The United States of America (USA) has condemned what it called a "military seizure of power" in Guinea following reports that President Alpha Conde has been detained during a series of gun battles in the capital.
"Violence and any extra-constitutional measures will only erode Guinea's prospects for peace, stability, and prosperity," State spokesperson Ned Price said in a Sunday statement, warning that the actions "could limit the ability" of the US and others to support the country "as it navigates a path toward national unity and a brighter future for the Guinean people."
"We urge all parties to forego violence and any efforts not supported by the Constitution and stand by the rule of law," Price said.
Earlier on Sunday UN Secretary General Antonio Guterres said he "strongly condemn[ed] any takeover of the government by force of the gun and call for the immediate release of President Alpha Conde."
Several videos have been circulating on social media, purporting to show that Conde had been overthrown. The videos could not yet be verified by dpa.
In one video bearing the logo of the state broadcaster, several men in military uniform and carrying the national flag could be seen.
One of them says the government had been deposed, that the constitution was suspended and the country's borders were closed.
In another video, Conde himself is seen with men in military uniform.
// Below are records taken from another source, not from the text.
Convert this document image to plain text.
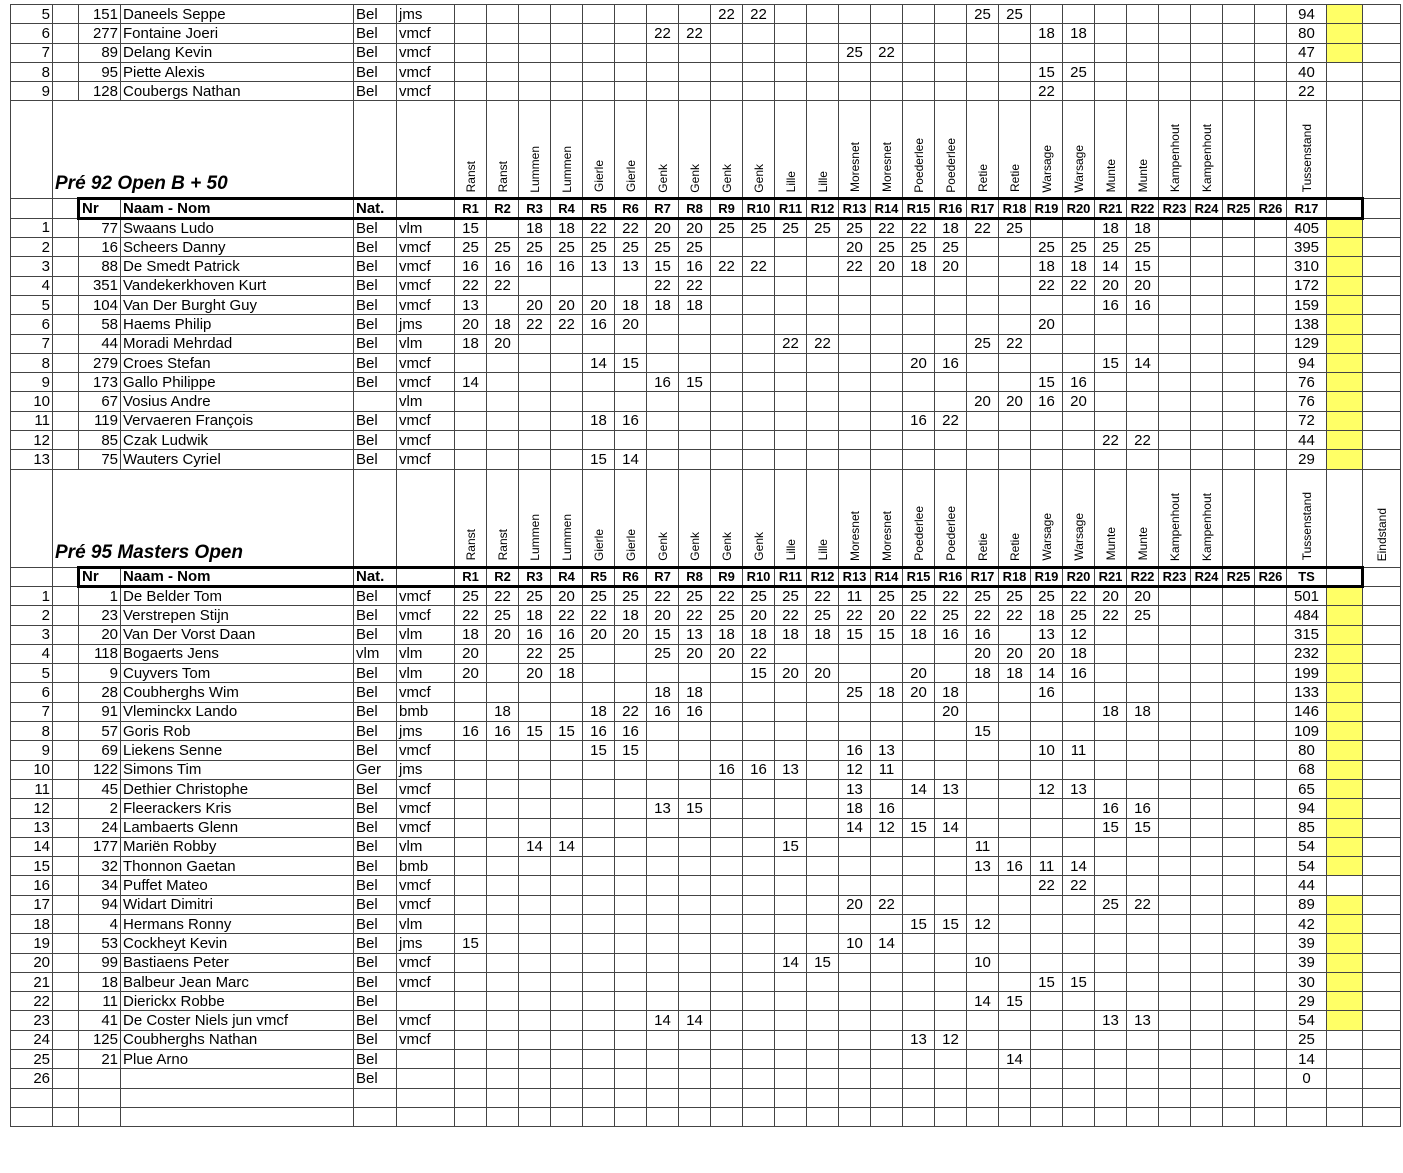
5		151	Daneels Seppe	Bel	jms									22	22							25	25									94		
6		277	Fontaine Joeri	Bel	vmcf							22	22											18	18							80		
7		89	Delang Kevin	Bel	vmcf													25	22													47		
8		95	Piette Alexis	Bel	vmcf																			15	25							40		
9		128	Coubergs Nathan	Bel	vmcf																			22								22		

	Pré 92 Open B + 50					Ranst	Ranst	Lummen	Lummen	Gierle	Gierle	Genk	Genk	Genk	Genk	Lille	Lille	Moresnet	Moresnet	Poederlee	Poederlee	Retie	Retie	Warsage	Warsage	Munte	Munte	Kampenhout	Kampenhout			Tussenstand		
		Nr	Naam - Nom	Nat.		R1	R2	R3	R4	R5	R6	R7	R8	R9	R10	R11	R12	R13	R14	R15	R16	R17	R18	R19	R20	R21	R22	R23	R24	R25	R26	R17		
1		77	Swaans Ludo	Bel	vlm	15		18	18	22	22	20	20	25	25	25	25	25	22	22	18	22	25			18	18					405		
2		16	Scheers Danny	Bel	vmcf	25	25	25	25	25	25	25	25					20	25	25	25			25	25	25	25					395		
3		88	De Smedt Patrick	Bel	vmcf	16	16	16	16	13	13	15	16	22	22			22	20	18	20			18	18	14	15					310		
4		351	Vandekerkhoven Kurt	Bel	vmcf	22	22					22	22											22	22	20	20					172		
5		104	Van Der Burght Guy	Bel	vmcf	13		20	20	20	18	18	18													16	16					159		
6		58	Haems Philip	Bel	jms	20	18	22	22	16	20													20								138		
7		44	Moradi Mehrdad	Bel	vlm	18	20									22	22					25	22									129		
8		279	Croes Stefan	Bel	vmcf					14	15									20	16					15	14					94		
9		173	Gallo Philippe	Bel	vmcf	14						16	15											15	16							76		
10		67	Vosius Andre		vlm																	20	20	16	20							76		
11		119	Vervaeren François	Bel	vmcf					18	16									16	22											72		
12		85	Czak Ludwik	Bel	vmcf																					22	22					44		
13		75	Wauters Cyriel	Bel	vmcf					15	14																					29		

	Pré 95 Masters Open					Ranst	Ranst	Lummen	Lummen	Gierle	Gierle	Genk	Genk	Genk	Genk	Lille	Lille	Moresnet	Moresnet	Poederlee	Poederlee	Retie	Retie	Warsage	Warsage	Munte	Munte	Kampenhout	Kampenhout			Tussenstand		Eindstand
		Nr	Naam - Nom	Nat.		R1	R2	R3	R4	R5	R6	R7	R8	R9	R10	R11	R12	R13	R14	R15	R16	R17	R18	R19	R20	R21	R22	R23	R24	R25	R26	TS		
1		1	De Belder Tom	Bel	vmcf	25	22	25	20	25	25	22	25	22	25	25	22	11	25	25	22	25	25	25	22	20	20					501		
2		23	Verstrepen Stijn	Bel	vmcf	22	25	18	22	22	18	20	22	25	20	22	25	22	20	22	25	22	22	18	25	22	25					484		
3		20	Van Der Vorst Daan	Bel	vlm	18	20	16	16	20	20	15	13	18	18	18	18	15	15	18	16	16		13	12							315		
4		118	Bogaerts Jens	vlm	vlm	20		22	25			25	20	20	22							20	20	20	18							232		
5		9	Cuyvers Tom	Bel	vlm	20		20	18						15	20	20			20		18	18	14	16							199		
6		28	Coubherghs Wim	Bel	vmcf							18	18					25	18	20	18			16								133		
7		91	Vleminckx Lando	Bel	bmb		18			18	22	16	16								20					18	18					146		
8		57	Goris Rob	Bel	jms	16	16	15	15	16	16											15										109		
9		69	Liekens Senne	Bel	vmcf					15	15							16	13					10	11							80		
10		122	Simons Tim	Ger	jms									16	16	13		12	11													68		
11		45	Dethier Christophe	Bel	vmcf													13		14	13			12	13							65		
12		2	Fleerackers Kris	Bel	vmcf							13	15					18	16							16	16					94		
13		24	Lambaerts Glenn	Bel	vmcf													14	12	15	14					15	15					85		
14		177	Mariën Robby	Bel	vlm			14	14							15						11										54		
15		32	Thonnon Gaetan	Bel	bmb																	13	16	11	14							54		
16		34	Puffet Mateo	Bel	vmcf																			22	22							44		
17		94	Widart Dimitri	Bel	vmcf													20	22							25	22					89		
18		4	Hermans Ronny	Bel	vlm															15	15	12										42		
19		53	Cockheyt Kevin	Bel	jms	15												10	14													39		
20		99	Bastiaens Peter	Bel	vmcf											14	15					10										39		
21		18	Balbeur Jean Marc	Bel	vmcf																			15	15							30		
22		11	Dierickx Robbe	Bel																		14	15									29		
23		41	De Coster Niels jun vmcf	Bel	vmcf							14	14													13	13					54		
24		125	Coubherghs Nathan	Bel	vmcf															13	12											25		
25		21	Plue Arno	Bel																			14									14		
26				Bel																												0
The president's whereabouts were initially unclear.
The French-language channel TV5 Monde and other media, however, reported that Guinea's Defence Ministry had stated in the afternoon that insurgents had been repelled by the presidential guard and other security forces.
Gunfights have broken out in several areas of the capital Conakry, the British Embassy to the West African country said on Facebook on Sunday.
An eyewitness in the city told dpa that the situation there was very tense, particularly in the area around the presidential palace in the Kaloum district, where there had been sustained gunfire. The military was meanwhile said to be patrolling the streets of Conakry.
Conde, who has been in office since 2010, secured a third term in 2020 after a controversial constitutional amendment. The vote was preceded by months of political tensions and violent protests.